An international and multidisciplinary team led by researchers at the University of Oxford, University of Glasgow, and University of Heidelberg, has uncovered the interactions that SARS-CoV-2 RNA establishes with the host cell, many of which are fundamental for infection. These discoveries pave the way for the development of new therapeutic strategies for COVID-19 with broad-range antiviral potential.
The genetic information of SARS-CoV-2 is encoded in an RNA molecule instead DNA. This RNA must be multiplied, translated, and packaged into new viral particles to produce the viral progeny. Despite the complexity of these processes, SARS-CoV-2 only encodes a handful of proteins able to engage with viral RNA. To circumvent this
limitation SARS-CoV-2 hijacks cellular proteins and repurposes it for its own benefit. However, the identity of these proteins has remained unknown until now.

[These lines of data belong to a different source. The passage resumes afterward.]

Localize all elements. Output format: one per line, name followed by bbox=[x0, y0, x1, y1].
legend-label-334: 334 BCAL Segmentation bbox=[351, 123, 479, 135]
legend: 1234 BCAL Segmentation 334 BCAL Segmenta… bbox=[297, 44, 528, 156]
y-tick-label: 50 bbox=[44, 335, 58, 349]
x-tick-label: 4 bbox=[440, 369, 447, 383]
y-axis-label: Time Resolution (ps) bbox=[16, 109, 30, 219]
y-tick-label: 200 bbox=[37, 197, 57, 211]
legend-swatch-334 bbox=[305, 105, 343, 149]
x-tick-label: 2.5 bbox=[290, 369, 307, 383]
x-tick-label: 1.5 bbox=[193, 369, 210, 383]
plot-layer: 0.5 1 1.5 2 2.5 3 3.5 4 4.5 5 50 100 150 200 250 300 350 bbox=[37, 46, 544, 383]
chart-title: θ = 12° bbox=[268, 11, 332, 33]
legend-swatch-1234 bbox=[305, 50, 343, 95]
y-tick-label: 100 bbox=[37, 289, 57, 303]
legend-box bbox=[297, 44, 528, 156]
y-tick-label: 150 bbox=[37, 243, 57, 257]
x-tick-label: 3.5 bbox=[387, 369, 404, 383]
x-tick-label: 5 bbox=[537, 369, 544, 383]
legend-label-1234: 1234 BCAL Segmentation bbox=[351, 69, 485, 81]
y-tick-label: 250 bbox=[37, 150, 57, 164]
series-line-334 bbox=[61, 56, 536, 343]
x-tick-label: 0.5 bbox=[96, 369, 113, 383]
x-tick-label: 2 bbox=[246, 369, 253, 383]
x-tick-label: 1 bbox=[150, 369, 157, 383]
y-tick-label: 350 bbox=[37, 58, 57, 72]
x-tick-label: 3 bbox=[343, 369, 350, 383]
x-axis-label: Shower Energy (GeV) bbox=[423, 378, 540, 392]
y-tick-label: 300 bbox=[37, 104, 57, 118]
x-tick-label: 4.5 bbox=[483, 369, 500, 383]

Researchers from the University of Oxford in collaboration with other labs across UK and Europe have developed a new approach to discover in a comprehensive manner the proteins that 'stick' to SARS-CoV-2 RNA in infected cells. With this method, authors uncovered that SARS-CoV-2 RNA hijacks more than a hundred cellular proteins, which appear to play critical roles in the viral life cycle.

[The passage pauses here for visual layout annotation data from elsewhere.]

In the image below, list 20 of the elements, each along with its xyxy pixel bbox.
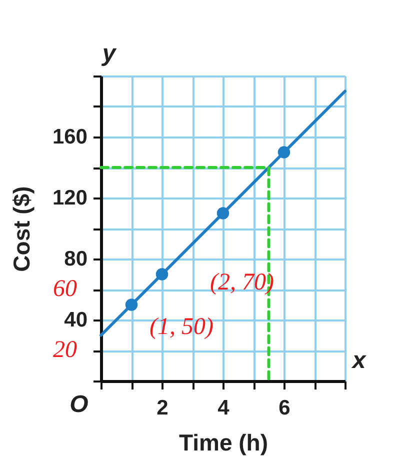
y-tick-label: 120 <box>52 186 88 210</box>
text: 60 <box>53 276 77 302</box>
point <box>125 298 138 311</box>
y-axis-title: Cost ($) <box>8 186 34 272</box>
x-axis-title: Time (h) <box>178 430 268 456</box>
y-tick-label: 160 <box>52 126 88 148</box>
point <box>278 146 290 158</box>
annotation: (1, 50) <box>150 314 214 340</box>
text: 20 <box>53 337 77 363</box>
x-tick-label: 2 <box>156 396 168 420</box>
x-tick-label: 4 <box>218 396 230 420</box>
y-tick-label: 40 <box>64 308 88 332</box>
point <box>156 268 168 280</box>
y-tick-label: 80 <box>64 248 88 270</box>
point <box>216 207 230 220</box>
text: y <box>101 40 118 67</box>
text: O <box>70 391 89 418</box>
annotation: (2, 70) <box>210 269 274 296</box>
text: x <box>350 347 368 374</box>
x-tick-label: 6 <box>278 396 290 420</box>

This work, published in Molecular Cell, identifies many potential therapeutic targets with hundreds of available drugs targeting them. In a proof-of-principle experiment, authors selected four drugs targeting four different cellular proteins. These drugs caused from moderate to strong effects in viral replication.
'These exciting results are only the beginning,' said Alfredo Castello, one of the researchers that has led the work. 'With hundreds of compounds that target these critical cellular proteins, it will be possible to identify novel antivirals. Our efforts, together with those of the scientific community, should focus now on testing these drugs in infected cells and animal models to uncover which ones are the best antivirals.'
An unexpected observation of this study is that viruses from different origin such as SARS-CoV-2 and Sindbis, hijack a similar repertoire of cellular proteins. This discovery is very important, as cellular proteins with important and wide-spread roles in virus infection have potential as target for broad-spectrum antiviral treatments.
'In this stage of the pandemic in which vaccines have proved their value,' added Alfredo Castello. 'It becomes fundamental to develop new therapeutic approach to counteract emergent vaccine-resistant variants or novel pathogenic viruses with pandemic potential.'
Professor Shabaz Mohammed adds: 'These new methods to discover the interactors of viral RNA builds on nearly 6 years of joined effort between the Castello and Mohammed labs using Sindbis virus as discovery model. This pre-existent work allowed us to react rapidly at the beginning of the COVID-19 pandemic and study the interactions between SARS-CoV-2 and the host cell in a reduced timeframe. Our methodology will now be ready to respond rapidly to future viral threads.'
The paper 'Global analysis of protein-RNA interactions in SARS-CoV-2 infected cells reveals key regulators of infection' is published in the journal Molecular Cell. The work was led by Dr Wael Kamel and Marko Noerenberg, postdoctoral researchers at Glasgow and Oxford, and Berati Cerikan, postdoctoral fellow at the University of Heidelberg.